The so-called “pollution diet” sets limits in the bay for nitrogen and phosphorous as well as sediment. Much of that pollution comes from runoff from farms and cities and leads to oxygen dead zones that curtail animal and plant life.
If the EPA doesn’t make sure those goals are met, the attorneys general argue, the bay’s health could be jeopardized.
In a statement Thursday, Gov. Larry Hogan expressed support for the move:
“Earlier this year, I directed the Attorney General to take this legal action in keeping with our generational responsibility and shared obligation to enhance, protect, and restore the Chesapeake Bay. The Bay is a national treasure, and our administration has committed an historic $5 billion toward its restoration. We will continue to work together across state and party lines—holding everyone to account—to meet our restoration goals and obligations.”
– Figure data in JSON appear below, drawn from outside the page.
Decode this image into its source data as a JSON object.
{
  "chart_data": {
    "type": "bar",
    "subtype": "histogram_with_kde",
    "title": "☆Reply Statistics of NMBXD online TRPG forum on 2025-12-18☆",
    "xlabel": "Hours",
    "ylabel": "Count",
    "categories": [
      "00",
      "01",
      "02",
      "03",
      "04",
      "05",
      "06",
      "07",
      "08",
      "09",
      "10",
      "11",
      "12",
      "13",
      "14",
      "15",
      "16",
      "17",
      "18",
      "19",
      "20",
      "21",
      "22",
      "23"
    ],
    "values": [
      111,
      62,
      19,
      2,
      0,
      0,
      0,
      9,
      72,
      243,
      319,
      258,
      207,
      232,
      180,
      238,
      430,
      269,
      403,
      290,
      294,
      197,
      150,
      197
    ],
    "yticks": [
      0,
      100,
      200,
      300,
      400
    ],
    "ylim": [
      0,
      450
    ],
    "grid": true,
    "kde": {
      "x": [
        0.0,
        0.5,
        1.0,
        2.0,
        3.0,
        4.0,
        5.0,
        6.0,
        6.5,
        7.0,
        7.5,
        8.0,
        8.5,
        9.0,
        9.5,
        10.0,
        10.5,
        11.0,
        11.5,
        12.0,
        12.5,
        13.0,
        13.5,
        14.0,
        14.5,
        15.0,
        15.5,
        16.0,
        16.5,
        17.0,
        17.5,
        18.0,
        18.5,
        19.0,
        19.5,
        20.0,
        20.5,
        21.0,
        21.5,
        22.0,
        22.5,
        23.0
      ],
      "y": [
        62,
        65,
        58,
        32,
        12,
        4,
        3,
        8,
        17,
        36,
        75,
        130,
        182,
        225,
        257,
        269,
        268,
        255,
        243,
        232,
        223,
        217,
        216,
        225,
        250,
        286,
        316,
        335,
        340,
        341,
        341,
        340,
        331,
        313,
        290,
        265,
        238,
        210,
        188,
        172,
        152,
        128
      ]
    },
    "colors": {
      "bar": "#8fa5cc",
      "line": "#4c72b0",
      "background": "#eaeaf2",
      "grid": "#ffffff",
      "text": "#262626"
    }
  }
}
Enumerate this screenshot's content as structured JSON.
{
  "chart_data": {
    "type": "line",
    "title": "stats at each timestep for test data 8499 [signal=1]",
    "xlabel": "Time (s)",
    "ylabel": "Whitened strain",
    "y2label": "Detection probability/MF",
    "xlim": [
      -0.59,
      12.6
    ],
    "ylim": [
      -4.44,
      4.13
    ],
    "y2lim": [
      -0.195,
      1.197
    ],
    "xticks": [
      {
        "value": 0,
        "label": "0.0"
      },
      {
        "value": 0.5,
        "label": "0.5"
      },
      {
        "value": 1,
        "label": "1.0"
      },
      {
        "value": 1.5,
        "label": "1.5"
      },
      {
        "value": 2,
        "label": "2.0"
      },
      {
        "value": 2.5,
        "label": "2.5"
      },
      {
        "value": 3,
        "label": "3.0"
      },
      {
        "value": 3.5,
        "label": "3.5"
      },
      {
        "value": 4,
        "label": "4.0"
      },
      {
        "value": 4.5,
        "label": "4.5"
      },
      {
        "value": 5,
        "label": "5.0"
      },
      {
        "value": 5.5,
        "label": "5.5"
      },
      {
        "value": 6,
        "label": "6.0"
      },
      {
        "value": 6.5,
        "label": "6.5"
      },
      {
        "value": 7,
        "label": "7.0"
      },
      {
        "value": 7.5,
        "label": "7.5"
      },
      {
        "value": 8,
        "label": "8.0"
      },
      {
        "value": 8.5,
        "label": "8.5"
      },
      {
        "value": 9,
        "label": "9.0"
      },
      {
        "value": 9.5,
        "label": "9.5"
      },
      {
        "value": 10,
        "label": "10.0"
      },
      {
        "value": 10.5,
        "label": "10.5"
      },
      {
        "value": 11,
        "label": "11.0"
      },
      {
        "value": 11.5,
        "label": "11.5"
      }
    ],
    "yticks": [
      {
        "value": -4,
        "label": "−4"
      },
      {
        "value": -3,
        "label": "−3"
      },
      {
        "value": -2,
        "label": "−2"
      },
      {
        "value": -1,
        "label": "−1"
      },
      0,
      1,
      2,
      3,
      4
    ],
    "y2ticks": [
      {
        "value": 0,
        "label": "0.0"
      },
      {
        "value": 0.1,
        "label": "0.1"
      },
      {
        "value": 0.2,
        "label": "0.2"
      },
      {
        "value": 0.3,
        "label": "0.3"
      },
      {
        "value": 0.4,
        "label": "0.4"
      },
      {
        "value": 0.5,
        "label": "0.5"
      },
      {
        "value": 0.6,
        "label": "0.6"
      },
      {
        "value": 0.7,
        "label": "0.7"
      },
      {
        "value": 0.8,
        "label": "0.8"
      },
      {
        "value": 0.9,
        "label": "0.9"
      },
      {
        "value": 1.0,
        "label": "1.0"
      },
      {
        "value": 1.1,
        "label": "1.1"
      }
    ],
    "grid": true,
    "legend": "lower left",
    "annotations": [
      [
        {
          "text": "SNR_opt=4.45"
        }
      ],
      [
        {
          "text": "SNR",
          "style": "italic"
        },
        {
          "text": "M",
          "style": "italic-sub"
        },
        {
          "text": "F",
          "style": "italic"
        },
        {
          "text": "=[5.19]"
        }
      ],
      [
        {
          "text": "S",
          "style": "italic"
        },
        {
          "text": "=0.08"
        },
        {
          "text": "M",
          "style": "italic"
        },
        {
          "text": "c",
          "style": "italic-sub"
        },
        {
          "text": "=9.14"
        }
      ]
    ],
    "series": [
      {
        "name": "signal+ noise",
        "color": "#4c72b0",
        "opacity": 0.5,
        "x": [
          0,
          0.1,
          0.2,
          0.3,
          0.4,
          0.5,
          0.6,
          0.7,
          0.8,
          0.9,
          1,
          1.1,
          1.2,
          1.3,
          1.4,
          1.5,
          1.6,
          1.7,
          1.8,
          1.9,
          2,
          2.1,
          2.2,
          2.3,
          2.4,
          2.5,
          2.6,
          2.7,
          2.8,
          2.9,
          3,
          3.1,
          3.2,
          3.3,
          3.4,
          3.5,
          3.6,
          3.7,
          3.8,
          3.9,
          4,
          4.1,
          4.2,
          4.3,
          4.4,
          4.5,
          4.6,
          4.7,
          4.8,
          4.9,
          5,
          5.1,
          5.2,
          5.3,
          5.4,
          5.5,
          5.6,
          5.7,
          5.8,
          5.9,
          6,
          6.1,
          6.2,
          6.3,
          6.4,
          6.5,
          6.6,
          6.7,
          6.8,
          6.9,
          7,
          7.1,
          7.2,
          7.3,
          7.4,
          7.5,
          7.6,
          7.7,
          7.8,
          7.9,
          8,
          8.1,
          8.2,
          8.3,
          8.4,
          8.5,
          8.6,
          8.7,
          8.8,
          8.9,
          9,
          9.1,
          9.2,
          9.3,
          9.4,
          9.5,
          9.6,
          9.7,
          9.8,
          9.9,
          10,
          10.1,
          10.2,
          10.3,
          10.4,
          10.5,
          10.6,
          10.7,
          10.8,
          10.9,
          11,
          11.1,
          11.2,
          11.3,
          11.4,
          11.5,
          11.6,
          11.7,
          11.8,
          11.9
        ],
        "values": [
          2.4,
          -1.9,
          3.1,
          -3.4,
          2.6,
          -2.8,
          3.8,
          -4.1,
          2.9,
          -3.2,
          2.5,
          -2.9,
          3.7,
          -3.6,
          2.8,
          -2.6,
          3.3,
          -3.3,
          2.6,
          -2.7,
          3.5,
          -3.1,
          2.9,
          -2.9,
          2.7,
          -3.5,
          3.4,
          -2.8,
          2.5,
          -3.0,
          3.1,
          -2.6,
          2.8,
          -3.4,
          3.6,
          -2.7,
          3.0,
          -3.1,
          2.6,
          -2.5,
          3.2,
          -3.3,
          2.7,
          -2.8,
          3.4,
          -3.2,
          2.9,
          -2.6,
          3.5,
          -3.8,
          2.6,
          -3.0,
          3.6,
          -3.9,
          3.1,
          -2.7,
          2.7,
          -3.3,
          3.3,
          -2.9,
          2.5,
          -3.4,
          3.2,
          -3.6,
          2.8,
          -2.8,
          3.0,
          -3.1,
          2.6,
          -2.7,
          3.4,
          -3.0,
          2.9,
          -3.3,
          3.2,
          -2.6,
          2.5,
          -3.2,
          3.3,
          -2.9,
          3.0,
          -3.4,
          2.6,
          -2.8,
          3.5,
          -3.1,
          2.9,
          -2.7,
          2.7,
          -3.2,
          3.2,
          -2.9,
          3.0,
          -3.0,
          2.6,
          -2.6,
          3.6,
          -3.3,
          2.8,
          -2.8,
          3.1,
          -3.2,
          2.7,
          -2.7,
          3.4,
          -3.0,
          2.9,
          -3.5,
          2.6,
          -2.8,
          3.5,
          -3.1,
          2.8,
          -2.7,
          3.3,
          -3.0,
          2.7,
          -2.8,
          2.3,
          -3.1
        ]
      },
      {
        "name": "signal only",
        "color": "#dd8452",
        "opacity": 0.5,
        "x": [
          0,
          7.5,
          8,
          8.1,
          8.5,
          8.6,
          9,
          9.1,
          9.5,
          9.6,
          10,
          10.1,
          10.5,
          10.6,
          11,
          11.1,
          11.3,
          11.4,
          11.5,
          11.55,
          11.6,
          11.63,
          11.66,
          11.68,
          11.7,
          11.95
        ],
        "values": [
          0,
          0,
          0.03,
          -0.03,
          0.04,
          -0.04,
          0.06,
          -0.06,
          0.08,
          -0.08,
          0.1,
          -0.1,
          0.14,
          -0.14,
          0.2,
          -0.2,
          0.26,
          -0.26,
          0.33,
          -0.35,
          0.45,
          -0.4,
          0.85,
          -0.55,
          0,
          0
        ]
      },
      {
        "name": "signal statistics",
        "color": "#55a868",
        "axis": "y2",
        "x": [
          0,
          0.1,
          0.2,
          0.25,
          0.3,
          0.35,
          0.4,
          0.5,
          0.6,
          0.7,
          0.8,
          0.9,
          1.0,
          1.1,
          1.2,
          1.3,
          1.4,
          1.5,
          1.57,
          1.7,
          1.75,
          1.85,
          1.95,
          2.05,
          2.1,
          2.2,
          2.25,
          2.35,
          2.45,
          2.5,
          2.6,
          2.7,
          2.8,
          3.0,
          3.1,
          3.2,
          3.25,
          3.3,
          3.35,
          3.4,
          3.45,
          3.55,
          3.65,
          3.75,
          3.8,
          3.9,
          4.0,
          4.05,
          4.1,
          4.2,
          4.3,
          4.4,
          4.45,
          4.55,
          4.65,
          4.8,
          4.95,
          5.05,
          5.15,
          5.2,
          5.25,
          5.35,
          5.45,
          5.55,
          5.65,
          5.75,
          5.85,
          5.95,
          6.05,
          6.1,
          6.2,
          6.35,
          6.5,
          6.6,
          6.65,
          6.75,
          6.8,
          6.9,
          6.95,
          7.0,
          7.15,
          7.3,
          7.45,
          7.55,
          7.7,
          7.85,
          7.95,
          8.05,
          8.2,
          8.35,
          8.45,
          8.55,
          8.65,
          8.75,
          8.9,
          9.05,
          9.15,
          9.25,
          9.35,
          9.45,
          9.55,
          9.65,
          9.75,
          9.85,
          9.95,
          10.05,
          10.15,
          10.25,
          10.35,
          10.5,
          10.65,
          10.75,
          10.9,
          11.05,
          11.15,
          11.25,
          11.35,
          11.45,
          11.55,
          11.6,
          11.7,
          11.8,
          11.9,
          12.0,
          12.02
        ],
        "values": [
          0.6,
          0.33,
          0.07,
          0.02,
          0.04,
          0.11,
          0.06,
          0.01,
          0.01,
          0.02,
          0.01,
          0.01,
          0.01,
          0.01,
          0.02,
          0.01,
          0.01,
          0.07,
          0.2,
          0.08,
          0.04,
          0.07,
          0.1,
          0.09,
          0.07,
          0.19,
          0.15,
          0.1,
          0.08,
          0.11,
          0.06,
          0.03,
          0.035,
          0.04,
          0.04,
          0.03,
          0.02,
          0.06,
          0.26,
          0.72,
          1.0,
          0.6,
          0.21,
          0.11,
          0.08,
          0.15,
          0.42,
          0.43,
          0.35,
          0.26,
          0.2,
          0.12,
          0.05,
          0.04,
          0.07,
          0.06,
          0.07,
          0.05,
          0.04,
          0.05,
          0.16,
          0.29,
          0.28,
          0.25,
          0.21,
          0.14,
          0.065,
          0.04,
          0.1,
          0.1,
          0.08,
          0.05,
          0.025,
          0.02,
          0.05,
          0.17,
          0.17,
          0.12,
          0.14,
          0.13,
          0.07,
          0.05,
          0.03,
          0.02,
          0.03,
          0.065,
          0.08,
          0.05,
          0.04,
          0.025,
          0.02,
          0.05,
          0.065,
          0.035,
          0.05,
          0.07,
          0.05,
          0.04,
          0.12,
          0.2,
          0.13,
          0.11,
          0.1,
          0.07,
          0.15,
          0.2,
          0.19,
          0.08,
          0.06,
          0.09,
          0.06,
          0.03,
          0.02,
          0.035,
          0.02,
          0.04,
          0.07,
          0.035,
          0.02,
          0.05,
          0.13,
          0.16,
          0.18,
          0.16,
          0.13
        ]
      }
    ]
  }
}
Sen. Chris Van Hollen also issued a statement in support of the lawsuit, calling it “necessary to hold both the EPA and other states accountable to meeting their obligations to protect the Bay.”
In May, Maryland, Virginia and Washington, D.C., announced they planned to sue the agency over the issue. In January, the Maryland-based Chesapeake Bay Foundation announced plans to file a similar suit. The group also filed its lawsuit on Thursday.
“This is the moment in time for the Chesapeake Bay,” William C. Baker, the foundation’s president, said during a conference call with reporters. “This is the time for America to show that it can save a national treasure that is polluted.”
The EPA said in a statement Thursday that it is “fully committed to working with our Bay Program partners to meet the 2025 goals.”
“We have taken and will continue to take appropriate actions under our Clean Water Act authorities to improve Chesapeake Bay water quality,” the EPA said.
New York’s Department of Environmental Conservation said in a statement that the Empire State “is now on track to exceed our commitment to implement a pollution reduction program for the Chesapeake through 2025.”
The state agency also claimed that “Chesapeake Bay pollution is not from New York.”
“EPA monitoring data confirms that if the quality of the water in Chesapeake Bay were as good as the water quality in New York’s portion of the Susquehanna River, the Chesapeake would not be impaired for nitrogen, phosphorus, or sediment,” the agency stated.
Pennsylvania’s Department of Environmental Protection did not immediately respond with a comment regarding the lawsuit.